Dilbert often mocks team rituals, and things that help unify people, but it
these little things...

There's been three companies that I've worked at that tried to bring peopel
together-

The first, a 500+ person monolith did the traditional Company picnics- It
helped to connect people together, but it felt generic. It felt like anyone
could have been doing that because, well, everyone was ;)

Years later, when I was working at a Video Game company working on a 3d
shooter, we brough everyone out for paintball. It was Fun, and it meant more
because it was more about what we were doing.. It wasn't just generic company
stuff- I remember some of the programmers talking about shots they made in the
paintball, and how they could implement those in the engine.

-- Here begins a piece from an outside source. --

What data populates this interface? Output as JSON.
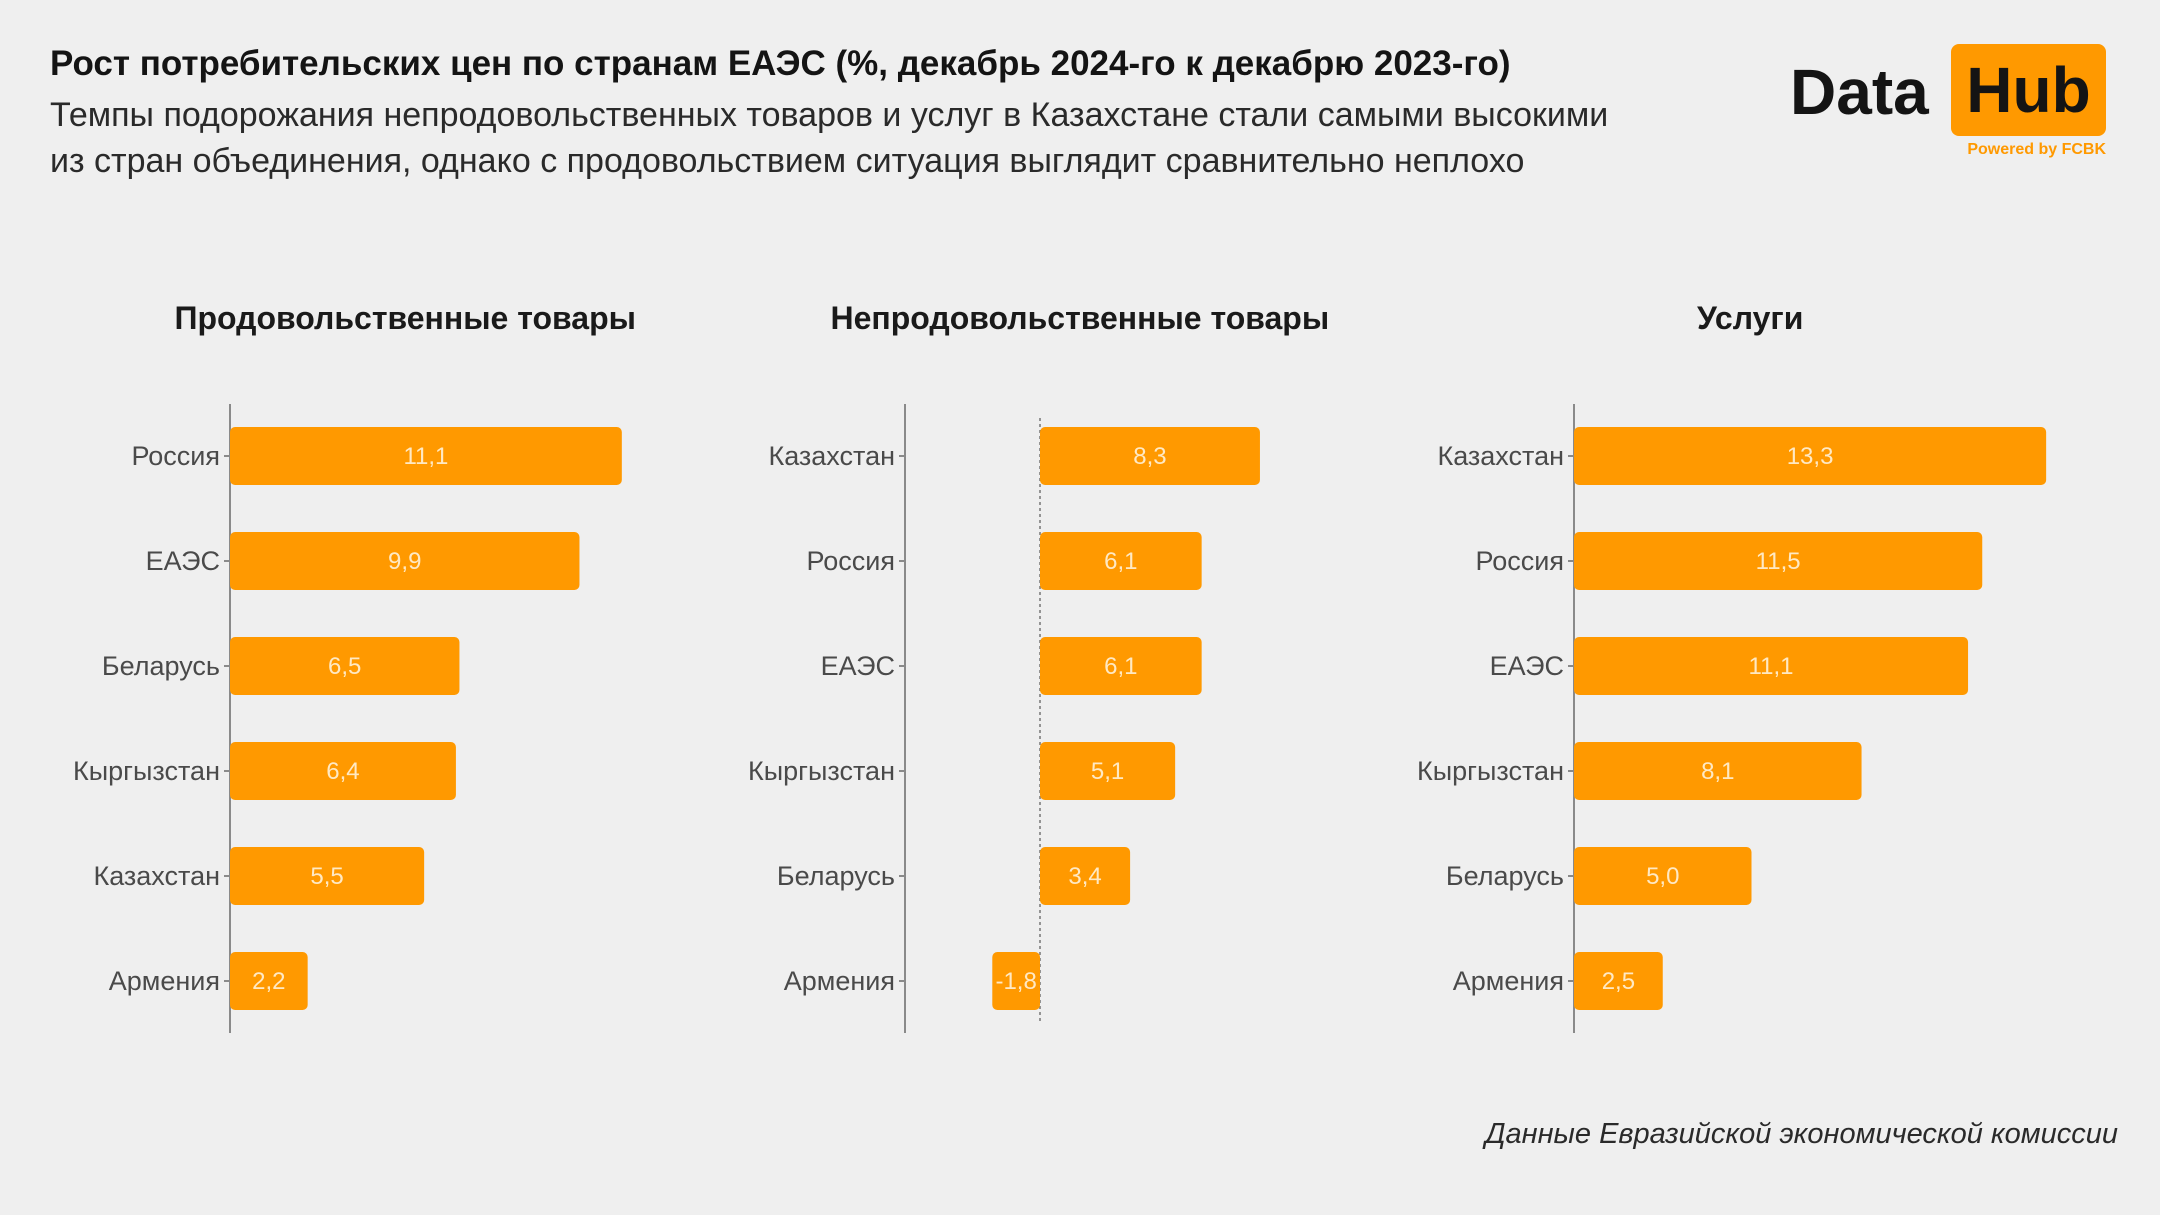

Later still, I worked at a startup. Working at a startup we were all closer to
one another- We often put in long hours to try to get the next revision out,
or the next round of bugs squashed. While we haven't done any massive outings
yet, we've developed out little in-house traditions. We "always" go out to Foo
for food, or "always" do Halo games after a hard night of code.. It doesn't
matter that it's easy, what matters is that it's what -we do-.. We develop out
own little in-jokes, and it helps everyone to feel like they're on the same
journey, rather than just in the same office.